I will start off,
In Reading its okay to play willy Conkers with your house mate
In reading its ok to: take the rifle club out on a pub golf and ruin the lot of them! 5 casualties on the course, 2 Bradford survivors still standing!
in reading its ok to cheat on your girlfriend with your male housemate, especially after a bottle of rum!!
In Reading its okay to share a bed with your male house mate to save on electricity
In reading its ok to take photo's of ginger pests who've passed out on the couch with a plate of food on their laps...

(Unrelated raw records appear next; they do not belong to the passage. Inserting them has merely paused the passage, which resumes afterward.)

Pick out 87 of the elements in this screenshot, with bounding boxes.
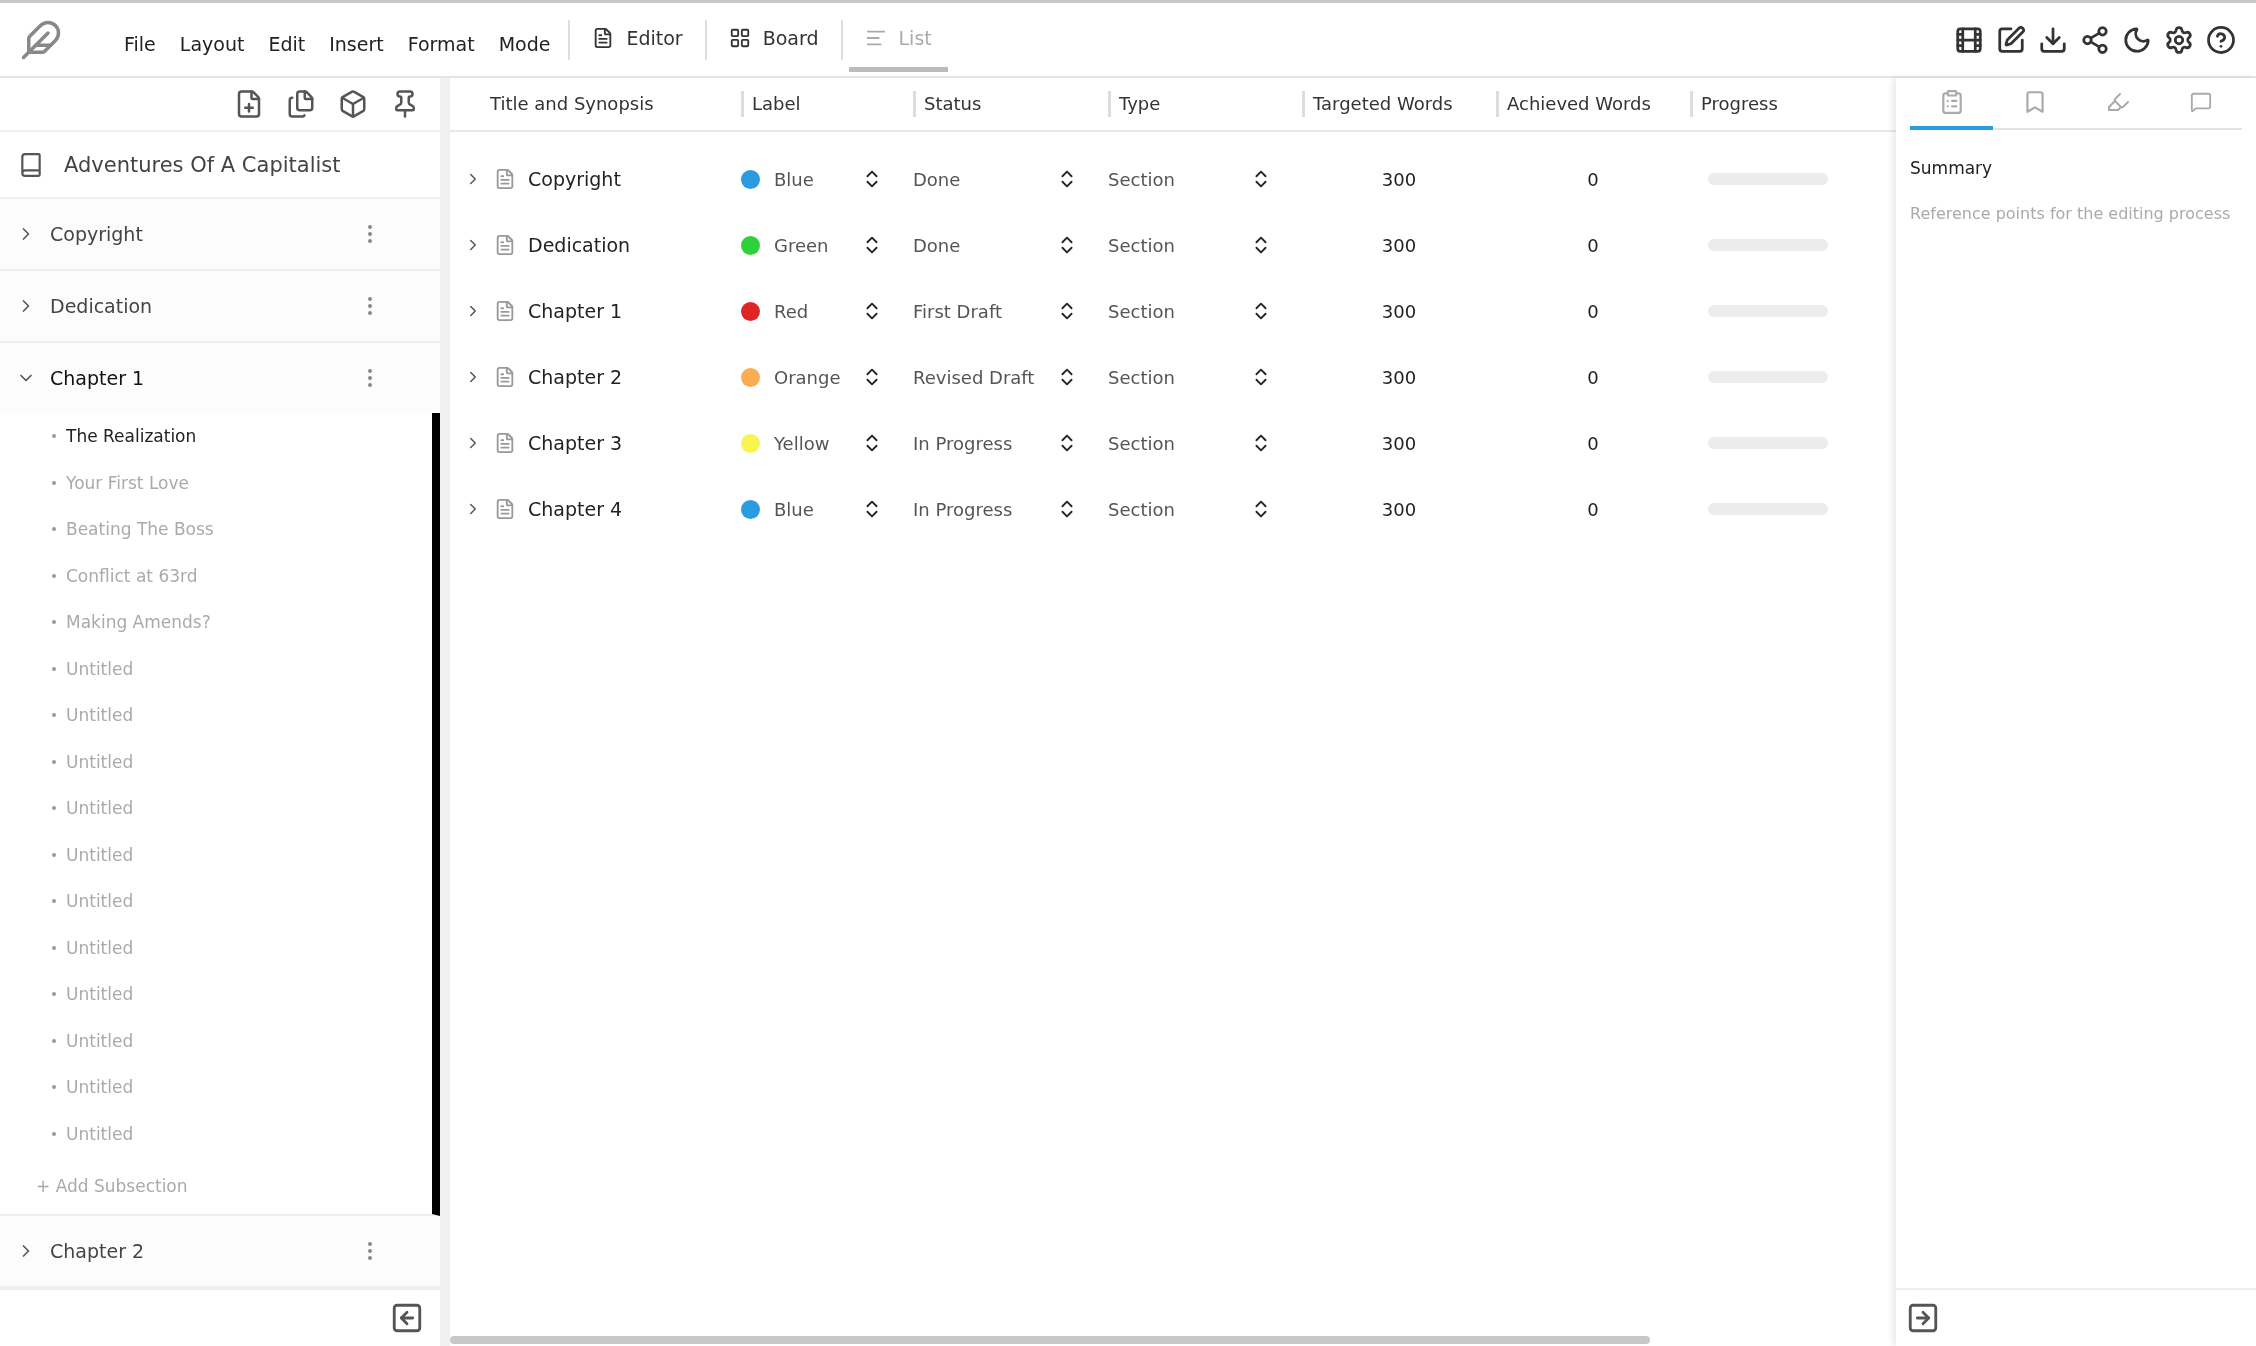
subsection-item[interactable]: Beating The Boss bbox=[0, 506, 432, 553]
subsection-item[interactable]: Untitled bbox=[0, 692, 432, 739]
achieved-words: 0 bbox=[1587, 168, 1599, 190]
row-title: Chapter 2 bbox=[528, 366, 623, 388]
speech-bubble-icon bbox=[2189, 91, 2212, 113]
type-value: Section bbox=[1108, 432, 1176, 454]
status-value: Done bbox=[913, 234, 962, 256]
column-header: Type bbox=[1108, 91, 1302, 117]
targeted-words: 300 bbox=[1381, 366, 1417, 388]
subsection-item[interactable]: Untitled bbox=[0, 878, 432, 925]
subsection-item[interactable]: Your First Love bbox=[0, 459, 432, 506]
achieved-words: 0 bbox=[1587, 366, 1599, 388]
subsection-item[interactable]: Untitled bbox=[0, 924, 432, 971]
pen-icon bbox=[2105, 90, 2130, 114]
label-value: Orange bbox=[774, 366, 842, 388]
label-value: Blue bbox=[774, 168, 815, 190]
row-title: Chapter 4 bbox=[528, 498, 623, 520]
view-tab[interactable]: List bbox=[848, 13, 948, 72]
status-value: In Progress bbox=[913, 432, 1014, 454]
book-icon bbox=[18, 151, 44, 178]
document-icon bbox=[494, 432, 516, 454]
row-title: Chapter 3 bbox=[528, 432, 623, 454]
chapter-title: Dedication bbox=[50, 295, 154, 317]
row-title: Copyright bbox=[528, 168, 621, 190]
menu-item[interactable]: Mode bbox=[486, 26, 563, 61]
label-value: Green bbox=[774, 234, 830, 256]
achieved-words: 0 bbox=[1587, 432, 1599, 454]
column-header: Label bbox=[741, 91, 913, 117]
row-title: Dedication bbox=[528, 234, 631, 256]
targeted-words: 300 bbox=[1381, 432, 1417, 454]
document-icon bbox=[494, 300, 516, 322]
column-header: Targeted Words bbox=[1302, 91, 1496, 117]
label-value: Red bbox=[774, 300, 810, 322]
chapter-title: Chapter 2 bbox=[50, 1240, 146, 1262]
status-value: Done bbox=[913, 168, 962, 190]
document-icon bbox=[494, 168, 516, 190]
achieved-words: 0 bbox=[1587, 498, 1599, 520]
add-subsection-button[interactable]: + Add Subsection bbox=[0, 1157, 194, 1214]
type-value: Section bbox=[1108, 366, 1176, 388]
menu-item[interactable]: File bbox=[112, 26, 168, 61]
grid-icon bbox=[728, 27, 751, 49]
subsection-item[interactable]: Making Amends? bbox=[0, 599, 432, 646]
subsection-item[interactable]: The Realization bbox=[0, 413, 432, 460]
scrollbar-thumb[interactable] bbox=[450, 1336, 1650, 1344]
subsection-item[interactable]: Untitled bbox=[0, 738, 432, 785]
subsection-item[interactable]: Untitled bbox=[0, 645, 432, 692]
targeted-words: 300 bbox=[1381, 168, 1417, 190]
label-value: Yellow bbox=[774, 432, 831, 454]
status-value: Revised Draft bbox=[913, 366, 1036, 388]
summary-heading: Summary bbox=[1910, 158, 1994, 178]
view-tab[interactable]: Board bbox=[712, 13, 835, 72]
subsection-item[interactable]: Untitled bbox=[0, 1017, 432, 1064]
achieved-words: 0 bbox=[1587, 300, 1599, 322]
menu-item[interactable]: Layout bbox=[167, 26, 257, 61]
type-value: Section bbox=[1108, 234, 1176, 256]
column-header: Progress bbox=[1690, 91, 1896, 117]
menu-item[interactable]: Edit bbox=[256, 26, 318, 61]
type-value: Section bbox=[1108, 498, 1176, 520]
subsection-item[interactable]: Untitled bbox=[0, 785, 432, 832]
subsection-item[interactable]: Conflict at 63rd bbox=[0, 552, 432, 599]
menu-item[interactable]: Insert bbox=[317, 26, 396, 61]
status-value: First Draft bbox=[913, 300, 1003, 322]
document-icon bbox=[494, 234, 516, 256]
subsection-item[interactable]: Untitled bbox=[0, 1064, 432, 1111]
subsection-item[interactable]: Untitled bbox=[0, 831, 432, 878]
type-value: Section bbox=[1108, 168, 1176, 190]
status-value: In Progress bbox=[913, 498, 1014, 520]
document-icon bbox=[494, 366, 516, 388]
view-tab[interactable]: Editor bbox=[576, 13, 699, 72]
targeted-words: 300 bbox=[1381, 300, 1417, 322]
targeted-words: 300 bbox=[1381, 498, 1417, 520]
document-icon bbox=[494, 498, 516, 520]
type-value: Section bbox=[1108, 300, 1176, 322]
chapter-title: Copyright bbox=[50, 223, 144, 245]
label-value: Blue bbox=[774, 498, 815, 520]
menu-item[interactable]: Format bbox=[395, 26, 487, 61]
row-title: Chapter 1 bbox=[528, 300, 623, 322]
targeted-words: 300 bbox=[1381, 234, 1417, 256]
column-header: Achieved Words bbox=[1496, 91, 1690, 117]
chapter-title: Chapter 1 bbox=[50, 367, 146, 389]
column-header: Status bbox=[913, 91, 1108, 117]
subsection-item[interactable]: Untitled bbox=[0, 1110, 432, 1157]
book-title: Adventures Of A Capitalist bbox=[64, 152, 341, 177]
feather-logo-icon bbox=[20, 18, 62, 61]
achieved-words: 0 bbox=[1587, 234, 1599, 256]
column-header: Title and Synopsis bbox=[489, 92, 655, 116]
subsection-item[interactable]: Untitled bbox=[0, 971, 432, 1018]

In Reading its okay to buy an anal trainer to break in your new male house mate
In reading its okay for you to go dogging with your father
IN Reading its okay for you to save on water and bath with your middle aged house mate
in Reading its okay to play Prison and have team showers
In Reading its okay to sleep with seven brides and their seven brothers
In Reading its ok to want to stop the world so you can get off for a while... And go for impromptu pub crawls with cheekie chappies who get ID'd!
In Reading it's ok to openly deal drugs at the end of the street - from an ice cream van
In Reading its ok to keep a Ginger Pe(s)t without having him neutered
In Reading its ok prince Harry in your basement, and replace him with a clone could Tyrel
In Reading it's ok to take an army bunch including a prince of the realm to watch Sando strip.